3. Grounds 5 and 8 of the amended motion complain of excerpts from the charge relating to the intercommunications signal system, and to the provisions of the Federal safety appliance act. It is not necessary for this court to pass upon these assignments of error, for the reason that they will not arise on another trial of the case. Under our ruling in division 2, the alleged failure of the conductor to warn the engineer over the signal system was not a proper ground of negligence. If the failure of the conductor to use the signal system had no causal relation to the collision and the death of the decedent, the alleged defective condition of *353 the system could have had none. "In an action against a railroad company for injury to one of its employees based on the defendant's violation of a Federal statute (the safety appliance act), in order to render the company liable, there must necessarily be, as in other cases, a causal connection between such violation and the injury." Powell v. Waters, 55 Ga. App. 307 (190 S.E. 615).

4. Grounds 10 and 11 complain of charges as follows: "In considering the question of damages, the court charges you that the law provides for a recovery by those only who are deprived of pecuniary benefits which the alleged beneficiary might reasonably have received if the decedent had not been killed. The measure of damages in such a case as this is the financial benefit which reasonably might have been expected from the decedent to the plaintiff if the decedent had not been killed." The criticism is that these charges did not confine the jury to contributions which the deceased would have made to his wife during his lifetime, nor to the present cash value of such contributions, and that the use of the term "financial benefit" was confusing to the jury. The charge as a whole shows that the court did, in immediate connection with the paragraph complained of, limit the contributions in money or services, inuring to the benefit of the wife, to the term of her husband's expectancy, and did instruct the jury to reduce the amount of the pecuniary benefits to its present cash value by any proper mathematical calculation. If more detailed instructions respecting the measure of damages were desired, it was incumbent upon the defendant to make a request therefor. W. A. R. v. Hughes, 278 U.S. 496 (49 Sup. Ct. 231,73 L. ed. 473). We find no error in these grounds.

5. Ground 12 complains of the refusal of the court to give in charge to the jury certain requests duly made by the defendant, designated as A, B, C, D, E, and F. We think that the principles embodied in requests A, B, and C were sufficiently covered by the general charge; and it is unnecessary to pass on D and E because they relate to the alleged negligence of the conductor in the use of the signal system, and all questions concerning it have been eliminated and cannot arise on another trial. The request designated as F was inapplicable to the contentions in the case, and its refusal was not error.

6. Special ground 4 alleges error in the charge on the contentions *354 of the parties that it was the duty of the conductor on train No. 12 to "stop that train immediately," upon the failure of the engineer to blow the proper meet-order signal, since the rule of the company makes it the duty of the conductor "to take immediate action to stop the train" under the circumstances stated. The charge of the court might be said to have been inapt, but we do not think that the error, if any, was sufficient to justify a reversal of the case.

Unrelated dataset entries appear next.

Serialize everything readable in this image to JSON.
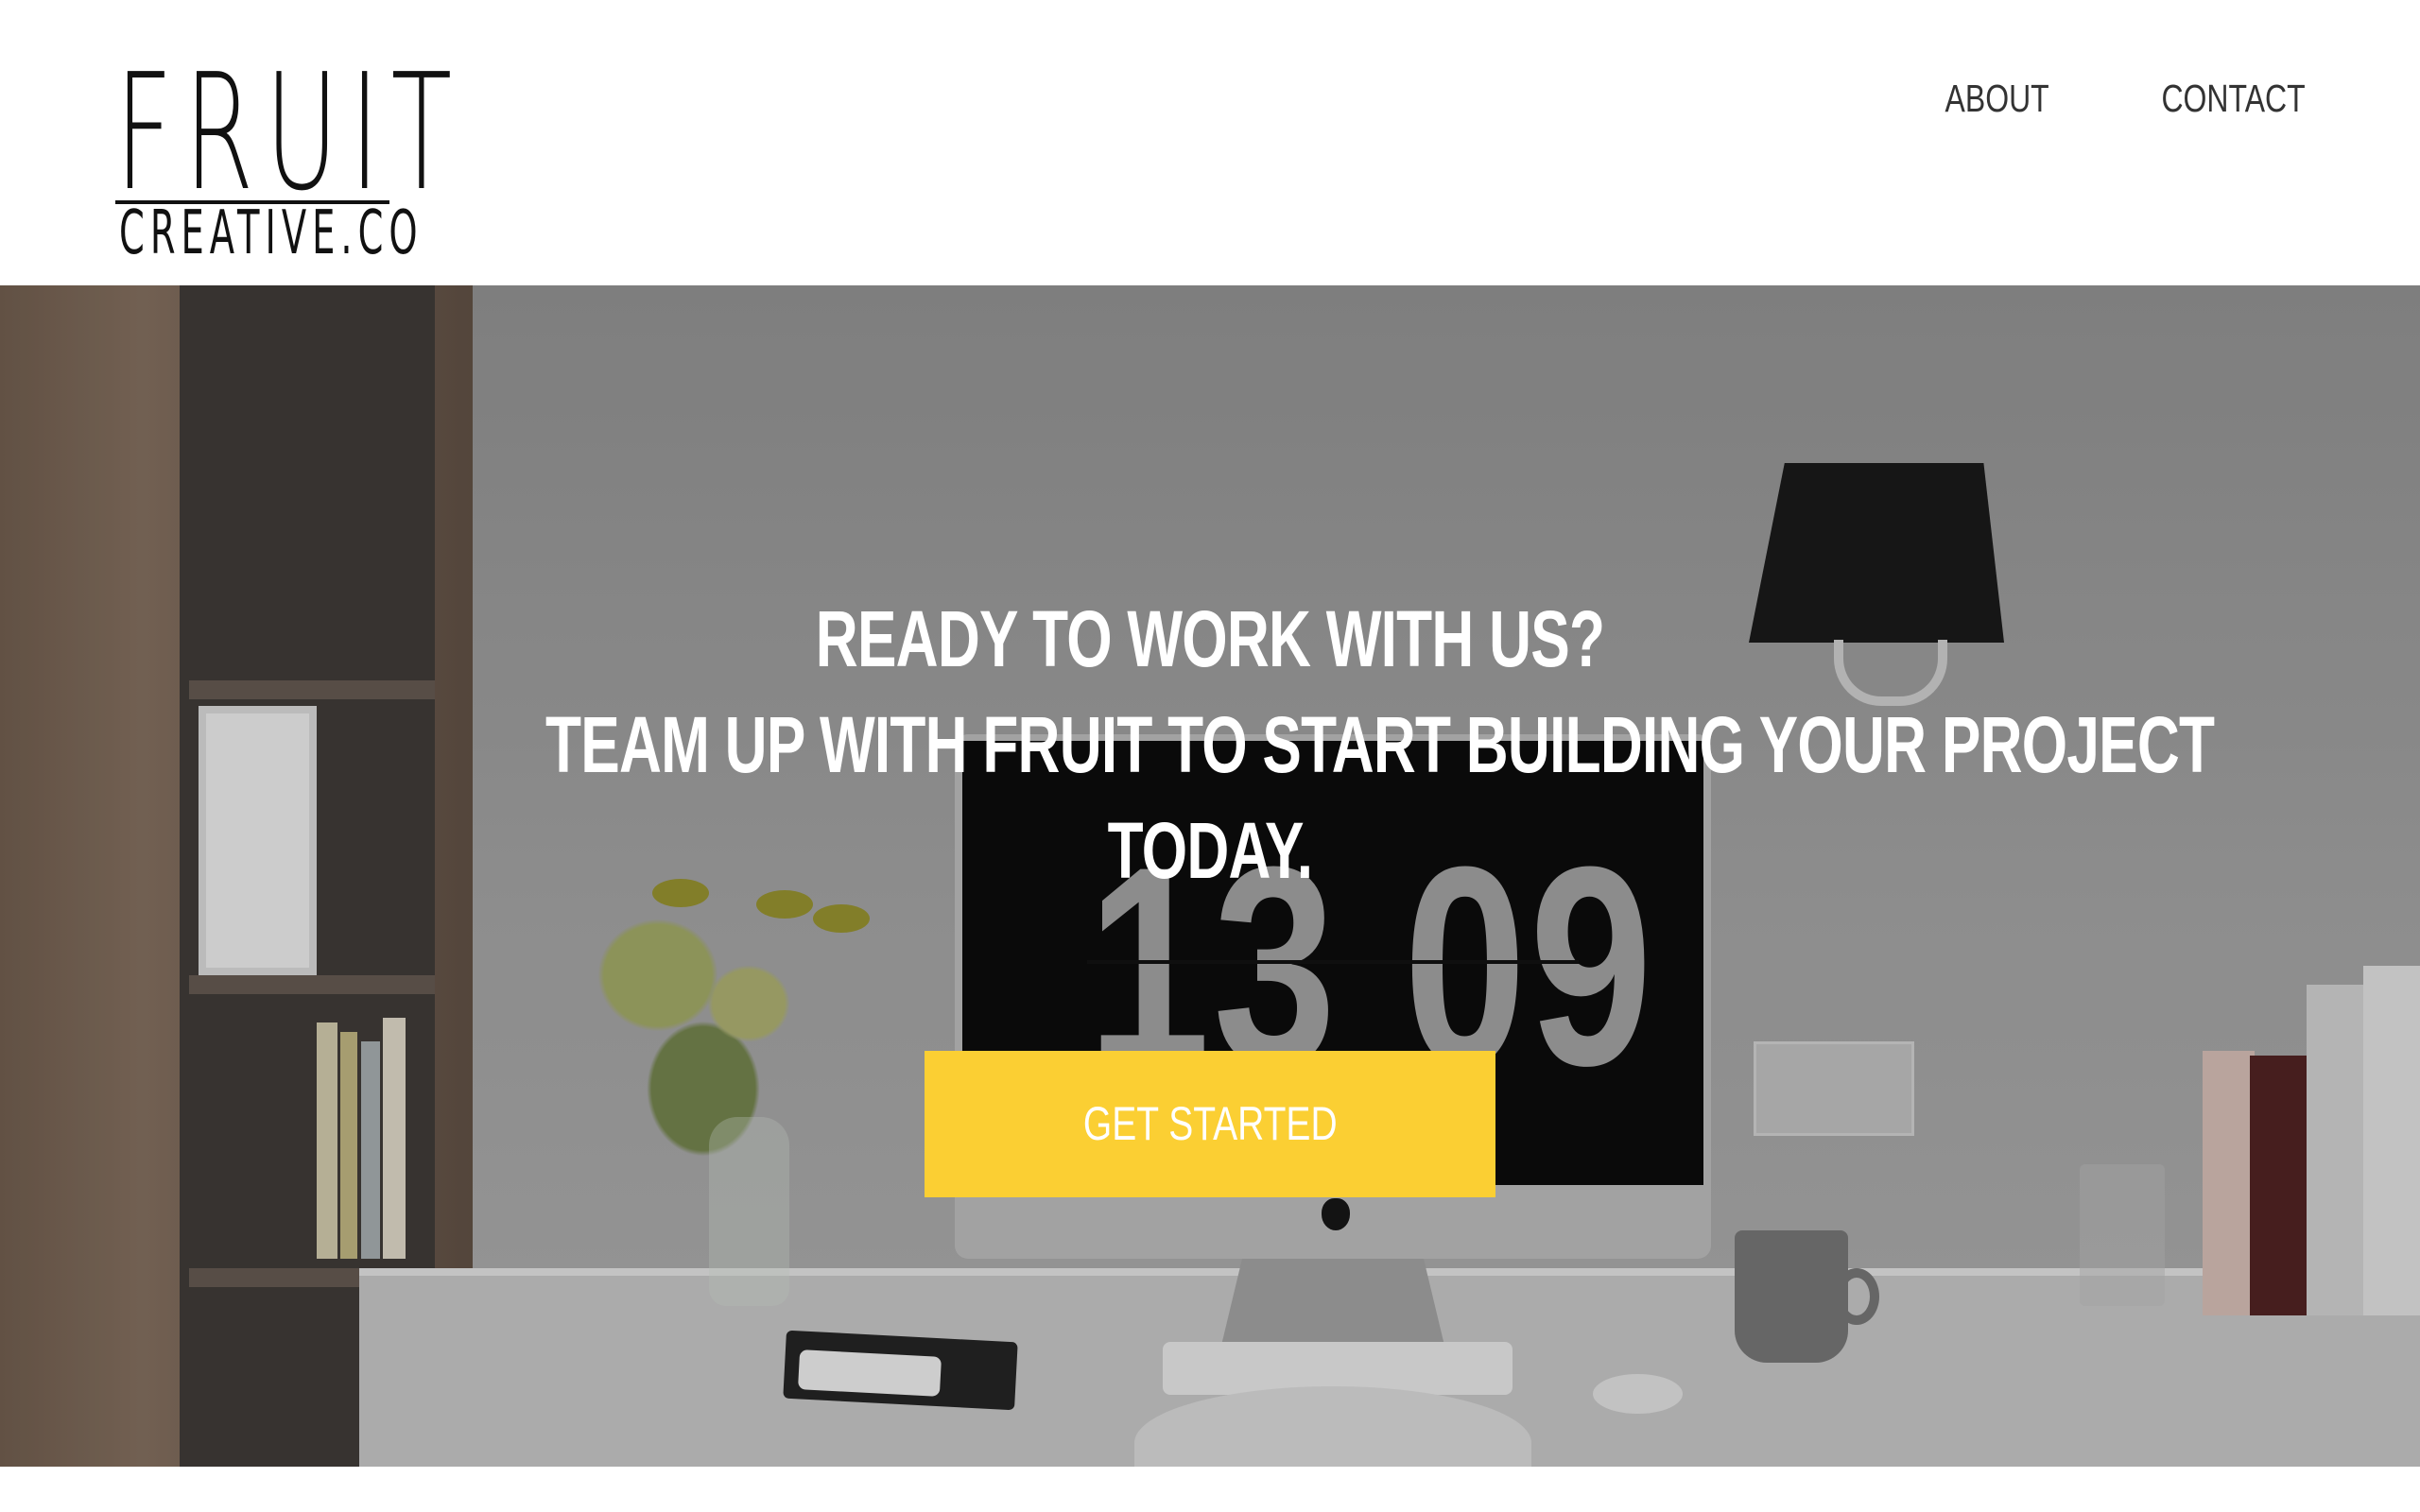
{
  "brand": {
    "logo_top": "FRUIT",
    "logo_bottom": "CREATIVE.CO"
  },
  "nav": {
    "items": [
      {
        "label": "ABOUT"
      },
      {
        "label": "CONTACT"
      }
    ]
  },
  "hero": {
    "headline_lines": [
      "READY TO WORK WITH US?",
      "TEAM UP WITH FRUIT TO START BUILDING YOUR PROJECT",
      "TODAY."
    ],
    "background_clock": "13 09",
    "cta_label": "GET STARTED"
  },
  "colors": {
    "accent": "#fbcf33",
    "text_dark": "#333333",
    "header_bg": "#ffffff",
    "hero_text": "#ffffff"
  },
  "icons": {
    "background_photo": "office-desk-photo",
    "apple_logo": "apple-logo-icon"
  }
}
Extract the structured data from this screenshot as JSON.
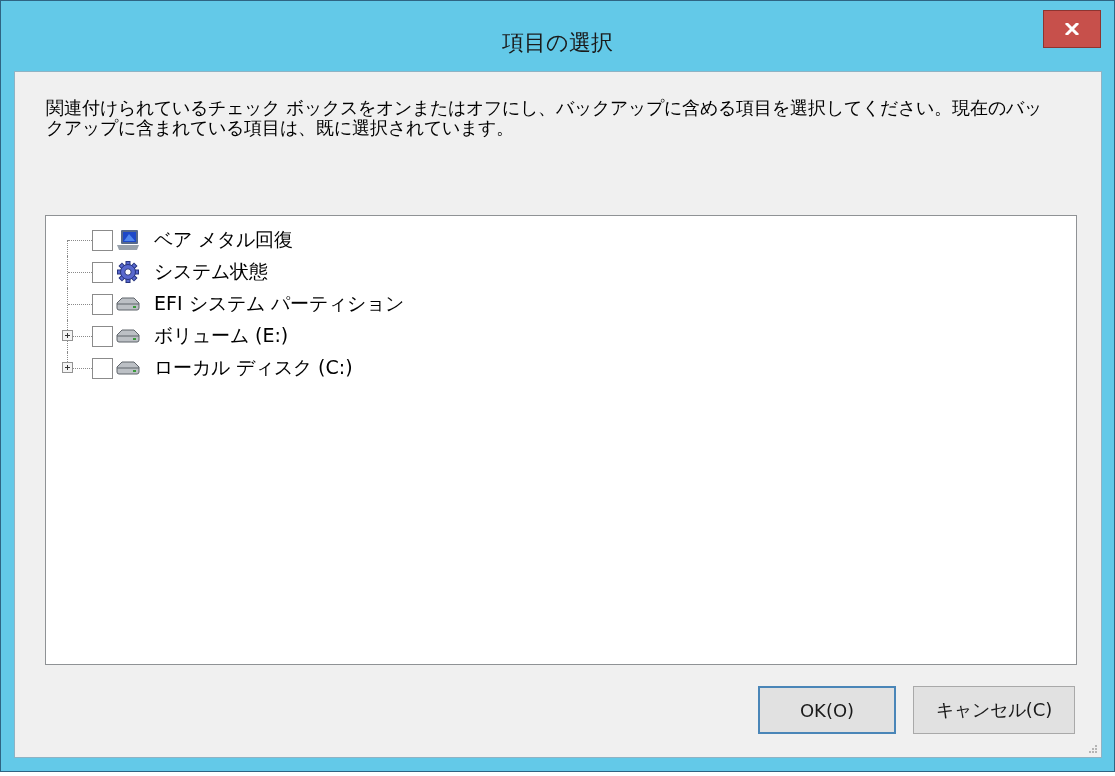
{
  "window": {
    "title": "項目の選択"
  },
  "description": "関連付けられているチェック ボックスをオンまたはオフにし、バックアップに含める項目を選択してください。現在のバックアップに含まれている項目は、既に選択されています。",
  "tree": {
    "items": [
      {
        "label": "ベア メタル回復",
        "kind": "bare-metal",
        "checked": false
      },
      {
        "label": "システム状態",
        "kind": "system-state",
        "checked": false
      },
      {
        "label": "EFI システム パーティション",
        "kind": "drive",
        "checked": false
      },
      {
        "label": "ボリューム (E:)",
        "kind": "drive",
        "checked": false,
        "expanded": false
      },
      {
        "label": "ローカル ディスク (C:)",
        "kind": "drive",
        "checked": false,
        "expanded": false
      }
    ]
  },
  "buttons": [
    {
      "label": "OK(O)",
      "default": true
    },
    {
      "label": "キャンセル(C)",
      "default": false
    }
  ]
}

Grounds 6 and 7 complain of excerpts from the charge, respecting the alleged negligence of the engineer on train No. 57 in operating that train at an excessive rate of speed, and in not keeping a proper lookout ahead, and in failing to reduce speed as he approached the meeting point. We do not think that these charges were error for any reason assigned.

Ground 9 complains of an excerpt from the charge, but shows no error. Ground 13 makes the contention that the verdict is excessive. We do not think it necessary or proper to pass on that assignment, as the case will be tried again. Ground 14 complains of the failure of the court to direct a verdict for the defendant. It is sufficient to say without elaboration that we find no error in this ground.

Judgment reversed on the main bill of exceptions, andaffirmed on the cross-bill. Sutton, P. J., and Felton, J.,concur.